Marchand LN112 MM & MC Tube Phono Preamp

I don’t know about you, but I still quite enjoy seeing tubes on full display when it comes to the design philosophy behind certain types of analog gear. Case in point: the simply tube-ariffic look of Marchand’s LN112 tube phono preamp.

According to Marchand company president Phil Marchand, the LN112 tube phono preamp is available in two versions: the LN112-AA (for MM) and the LN112MC-AA (for MC). The LN112 provides precision amplification and RIAA correction, and the standard input load is 47kohm and 120pF for MM (and, as Marchand adds, others are available). The preamp uses four 12AX7WA dual triode tubes. The RIAA network uses a passive configuration, and the power for the filaments is regulated at 12VDC, using an internal voltage regulator. A DC/DC converter steps the 12V to 240VDC plate voltage.

Other LN112 features include one pair of heavy-duty gold RCA connectors each for both input and output, and a binding post near the input connectors for grounding. The LN112 can be powered directly from a 12V lead-acid battery, or from AV with the included adapter.

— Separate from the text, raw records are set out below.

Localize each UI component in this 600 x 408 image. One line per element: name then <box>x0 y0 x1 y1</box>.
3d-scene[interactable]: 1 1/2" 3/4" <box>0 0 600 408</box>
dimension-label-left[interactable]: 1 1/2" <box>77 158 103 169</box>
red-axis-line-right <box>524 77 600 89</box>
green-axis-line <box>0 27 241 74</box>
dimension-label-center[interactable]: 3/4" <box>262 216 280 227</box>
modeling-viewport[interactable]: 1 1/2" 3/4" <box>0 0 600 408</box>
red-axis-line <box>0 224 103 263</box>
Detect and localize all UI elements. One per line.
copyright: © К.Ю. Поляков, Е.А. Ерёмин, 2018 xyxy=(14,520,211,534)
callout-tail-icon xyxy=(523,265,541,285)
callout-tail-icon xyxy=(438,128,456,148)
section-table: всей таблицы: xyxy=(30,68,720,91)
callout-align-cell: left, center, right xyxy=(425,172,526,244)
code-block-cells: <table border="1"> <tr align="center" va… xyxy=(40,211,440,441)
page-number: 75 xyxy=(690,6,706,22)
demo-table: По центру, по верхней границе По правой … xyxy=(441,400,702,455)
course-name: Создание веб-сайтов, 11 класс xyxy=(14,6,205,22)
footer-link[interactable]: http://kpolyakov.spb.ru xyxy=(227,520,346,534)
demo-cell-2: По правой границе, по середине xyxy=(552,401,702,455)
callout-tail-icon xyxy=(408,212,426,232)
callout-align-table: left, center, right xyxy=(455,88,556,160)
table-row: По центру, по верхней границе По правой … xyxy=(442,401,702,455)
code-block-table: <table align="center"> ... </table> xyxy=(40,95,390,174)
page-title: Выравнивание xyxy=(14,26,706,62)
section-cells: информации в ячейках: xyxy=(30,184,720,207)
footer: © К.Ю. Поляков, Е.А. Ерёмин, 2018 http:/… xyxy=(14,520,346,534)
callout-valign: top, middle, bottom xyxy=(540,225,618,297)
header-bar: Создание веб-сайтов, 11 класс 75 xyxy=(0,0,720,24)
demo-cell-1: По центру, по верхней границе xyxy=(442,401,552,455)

Meanwhile, the MC version sports a set of high-performance Jensen MC transformers built into the unit, and are said to give an additional 20dB of gain.

A full array of specs for the MarchandLN112 phono preamp appears below, following pricing and contact information.

The MM version, the Marchand LN112-AA, has an SRP of $1,100. The MC version, the LN112MC-AA, has an SRP of $1,400.

For more about Marchand, go here.
To find out how and where to buy Marchand products, go here.


(LN112-AA version [MM], $1,100; LN112MC-AA version [MC], $1,400)

Frequency response: 20Hz-20KHz ±0.25dB
Input impedance: MM: 47kohm + 120pF (others on request); MC: 10ohm
Output Impedance: 500ohm
Gain: MM: 40dB at 1kHz; MC: 60dB at 1kHz
Signal-to-Noise ratio: MM: 82dB ref. 5mV input at 1kHz, A-weighted; MC: 82dB ref. 0.5mV input at 1KHz, A-weighted
Input noise voltage: 0.04uVRMS, A-weighted
Output load: 10kohm (or higher)
Max output voltage: 7VRMS
Dimensions (w/h/d): 4 x 5 x 8in


JACK L's picture


$1,100 to buy a MM phonostage is heck a good deal, even if it were made off shore.

But this tube phonostage employs switch mode power supply (SMPS)!!

Why? To save cost apparently ?

A typical SMPS for audio use switching frequency up to 2MHz with EMI noise about 10KHz - within the audio frequency.

Looking at the shielding layout of the switching power supply inside the box, I am not that impressed at all !

If it were a phonostage using only solidstate devices in the audio circuitry, e.g. FETs, transistors or op-amps, it is still logical to a SMPS - 100% solidstate pre-Amp !

But this is ALL-tube phonostage but with a HF SMPS - a hybrid design with a EMI noisy power supply !!!!! Hopefully, its built-in EMI noise suppression is effective enough !

But as a die-hard analogue handyman, it is not my cup of tea !


Jim Hagerman's picture

Keep in mind that traditional (large and expensive) B+ power supplies that convert AC line voltage to DC are switching types as well!!!

They switch at double the line frequency, or 120Hz in North America. Yeah, right there in the middle of the audible spectrum. You hear this as hum or buzz.

A high frequency switcher (on the other hand) switches at an ultrasonic frequency, typically around 100kHz. This is much easier to filter out and is inaudible at the same time!

Which would you actually prefer?

No, high frequency switchers do NOT introduce 10kHz noise. And yes, this is all about reducing size and cost. Is that really a bad thing?

I was probably the first to introduce this technology to tube phonostages with my Cornet3 design roughly ten years ago. Today I am shipping the Trumpet MC as well, kindly reviewed right here in the AP pages by MF himself...

phil marchand's picture

The reason for the switch-mode power supply is that I wanted to fit it into the small base. Indeed, the supply runs at 100KHz so any harmonics cannot be heard. Also, having a 60Hz transformer in the base might cause hum. We can supply an external linear supply on a custom basis. There is also a MC version available with Jensen transformers. Phil Marchand, President, Marchand Electronics Inc.